Improving Cell Lines
SAFC Biosciences (www.sial.com) has an active research project to find new value-added component and media formulations for the biopharma industry,” says Kevin Kayser, Ph.D., R&D manager, cell line engineering. The project evaluates the effects of specific genes on recombinant protein production in CHO cell lines and uses that to improve their growth and productivity characteristics as well as to engineer new cell lines for therapeutic protein production.
This biomarker discovery project for recombinant protein engineering optimizes media and also examines apoptosis as a way to increase cell density and extend cell life in particular cell lines. For this, SAFC does its own DNA sequencing and also accesses DNA sequence information through membership in the CHO Consortium.
“We place the sequences on microarrays and look at the difference between phenotypes,” in terms of cell productivity, working mainly with mAbs, says Dr. Kayser. That information is used to find a receptor that expresses in productive cells only. Then, he says, the question is “whether we can add a media component to affect the receptor and increase productivity.
“Because so many factors control the phenotype, we use siRNA to suppress gene expression” in order to ensure that the gene presumed to cause the increased productivity actually does. “We’ve built the architecture for evaluating the genes in the CHO transcriptome to determine their effects, including assays and a discovery platform. Now we are getting interesting phenotypes from our cell lines and assaying the differences” between productive and non-productive genes, Dr. Kayser adds.
Some of the findings are still proprietary, but broadly include some of the biological modulators of recombinant proteins such as secretion, assembly, and translation processes.
One of the benefits is the increased knowledge of CHO cell lines. “The industry moved quickly into CHO cell lines and didn’t do some of the basic biology work,” Dr. Kayser says. Consequently, cell line optimization has traditionally been a statistical endeavor. “This approach steps back to gain a greater understanding of the basic biology of CHO cells to help us engineer better media for our customers.” The goal, he says, is to bring rational design to bioprocess cell-line optimization.

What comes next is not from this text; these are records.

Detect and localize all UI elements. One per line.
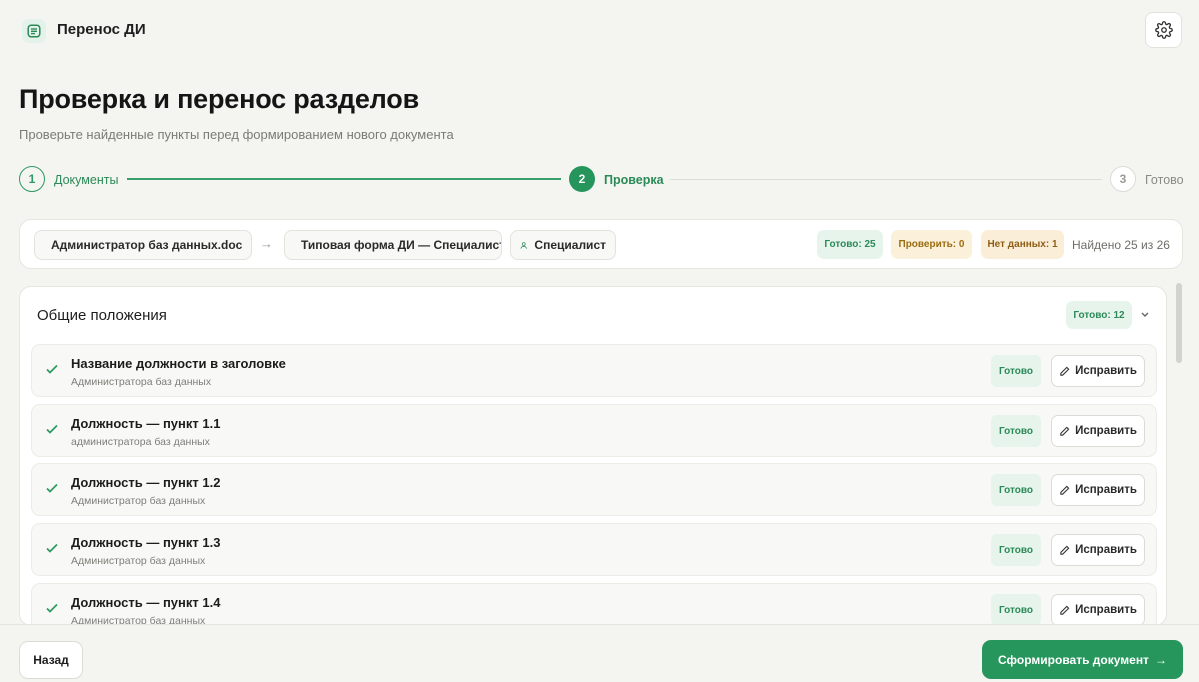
arrow-right-icon: →: [260, 236, 273, 251]
generate-document-button[interactable]: Сформировать документ →: [982, 640, 1183, 679]
role-chip[interactable]: Специалист: [510, 230, 616, 260]
status-badge: Готово: [991, 594, 1041, 625]
status-badge: Готово: [991, 355, 1041, 387]
edit-button[interactable]: Исправить: [1051, 355, 1145, 387]
list-item: Должность — пункт 1.3 Администратор баз …: [31, 523, 1157, 576]
source-document-name: Администратор баз данных.doc: [51, 238, 243, 252]
list-item: Должность — пункт 1.2 Администратор баз …: [31, 463, 1157, 516]
item-title: Должность — пункт 1.3: [71, 535, 221, 550]
no-data-count-badge: Нет данных: 1: [981, 230, 1064, 259]
check-icon: [46, 543, 58, 553]
document-list-icon: [22, 19, 46, 43]
pencil-icon: [1060, 426, 1070, 436]
list-item: Название должности в заголовке Администр…: [31, 344, 1157, 397]
step-2-circle: 2: [569, 166, 595, 192]
edit-button-label: Исправить: [1075, 604, 1137, 616]
settings-button[interactable]: [1145, 12, 1182, 48]
template-document-chip[interactable]: Типовая форма ДИ — Специалист: [284, 230, 502, 260]
role-name: Специалист: [534, 238, 606, 252]
check-icon: [46, 424, 58, 434]
scrollbar-thumb[interactable]: [1176, 283, 1182, 363]
ready-count-badge: Готово: 25: [817, 230, 883, 259]
status-badge: Готово: [991, 474, 1041, 506]
list-item: Должность — пункт 1.1 администратора баз…: [31, 404, 1157, 457]
pencil-icon: [1060, 366, 1070, 376]
app-title: Перенос ДИ: [57, 21, 146, 38]
section-title[interactable]: Общие положения: [37, 307, 167, 324]
step-1-circle[interactable]: 1: [19, 166, 45, 192]
footer-bar: Назад Сформировать документ →: [0, 624, 1199, 682]
pencil-icon: [1060, 545, 1070, 555]
pencil-icon: [1060, 605, 1070, 615]
step-2-label: Проверка: [604, 173, 664, 187]
status-badge: Готово: [991, 415, 1041, 447]
status-badge: Готово: [991, 534, 1041, 566]
summary-bar: Администратор баз данных.doc → Типовая ф…: [19, 219, 1183, 269]
page-title: Проверка и перенос разделов: [19, 84, 419, 114]
section-general-provisions: Общие положения Готово: 12 Название долж…: [19, 286, 1167, 626]
step-3-circle: 3: [1110, 166, 1136, 192]
back-button[interactable]: Назад: [19, 641, 83, 679]
check-icon: [46, 483, 58, 493]
user-icon: [520, 241, 527, 249]
item-title: Должность — пункт 1.1: [71, 416, 221, 431]
edit-button[interactable]: Исправить: [1051, 415, 1145, 447]
item-title: Название должности в заголовке: [71, 356, 286, 371]
edit-button-label: Исправить: [1075, 484, 1137, 496]
section-ready-badge: Готово: 12: [1066, 301, 1132, 329]
template-document-name: Типовая форма ДИ — Специалист: [301, 238, 502, 252]
top-bar: Перенос ДИ: [0, 0, 1199, 62]
found-count: Найдено 25 из 26: [1072, 238, 1170, 252]
edit-button[interactable]: Исправить: [1051, 474, 1145, 506]
check-icon: [46, 364, 58, 374]
edit-button-label: Исправить: [1075, 365, 1137, 377]
item-value: администратора баз данных: [71, 436, 210, 448]
stepper: 1 Документы 2 Проверка 3 Готово: [0, 163, 1199, 195]
pencil-icon: [1060, 485, 1070, 495]
arrow-right-icon: →: [1154, 652, 1167, 667]
step-connector-done: [127, 178, 561, 180]
step-1-label[interactable]: Документы: [54, 173, 118, 187]
step-3-label: Готово: [1145, 173, 1184, 187]
gear-icon: [1154, 21, 1173, 39]
item-value: Администратор баз данных: [71, 495, 206, 507]
page-subtitle: Проверьте найденные пункты перед формиро…: [19, 127, 454, 142]
list-item: Должность — пункт 1.4 Администратор баз …: [31, 583, 1157, 625]
step-connector-todo: [670, 179, 1102, 180]
check-count-badge: Проверить: 0: [891, 230, 972, 259]
item-value: Администратора баз данных: [71, 376, 212, 388]
generate-document-label: Сформировать документ: [998, 652, 1149, 667]
edit-button[interactable]: Исправить: [1051, 594, 1145, 625]
source-document-chip[interactable]: Администратор баз данных.doc: [34, 230, 252, 260]
chevron-down-icon[interactable]: [1139, 307, 1151, 321]
check-icon: [46, 603, 58, 613]
item-title: Должность — пункт 1.2: [71, 475, 221, 490]
edit-button-label: Исправить: [1075, 425, 1137, 437]
edit-button[interactable]: Исправить: [1051, 534, 1145, 566]
item-title: Должность — пункт 1.4: [71, 595, 221, 610]
item-value: Администратор баз данных: [71, 555, 206, 567]
edit-button-label: Исправить: [1075, 544, 1137, 556]
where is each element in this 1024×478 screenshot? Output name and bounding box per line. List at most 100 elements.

Selexis (www.selexis.com) is interested in accessibility of the gene of interest within a transfected cell. The company says its work resulted in an expression technology that has increased recombinant protein expression in more than 30 mammalian cell lines by up to 20-fold. The technology, called MARtech™ (for matrix attachment region), “controls the promoter accessibility of the expression cassette,” helping the chromatin unwind so the protein vectors carrying the genes can insert themselves at a single, productive integration site without chromosomal breaks, according to Cori Gorman, Ph.D., head of technology development. “Therefore, you’re guaranteed the gene will be transcribed and the protein will be produced. MARtech is so stable you can remove drug selection and have production for a long time,” she says. Selexis’ experiments have remained productive for more than nine months with drug selection, Dr. Gorman notes.
“The benefit of having an extremely stable producing cell line is that you don’t have to search for productive clones,” and the elimination of the drug selection eases scale-up. Selexis found that it could screen fewer than 30 cells to determine that the gene expression and distribution didn’t change. Other methods required screening hundreds or thousands of cells, Dr. Gorman says.
The next step, she adds, is to optimize each step of cell line development and to develop smaller and more robust vectors.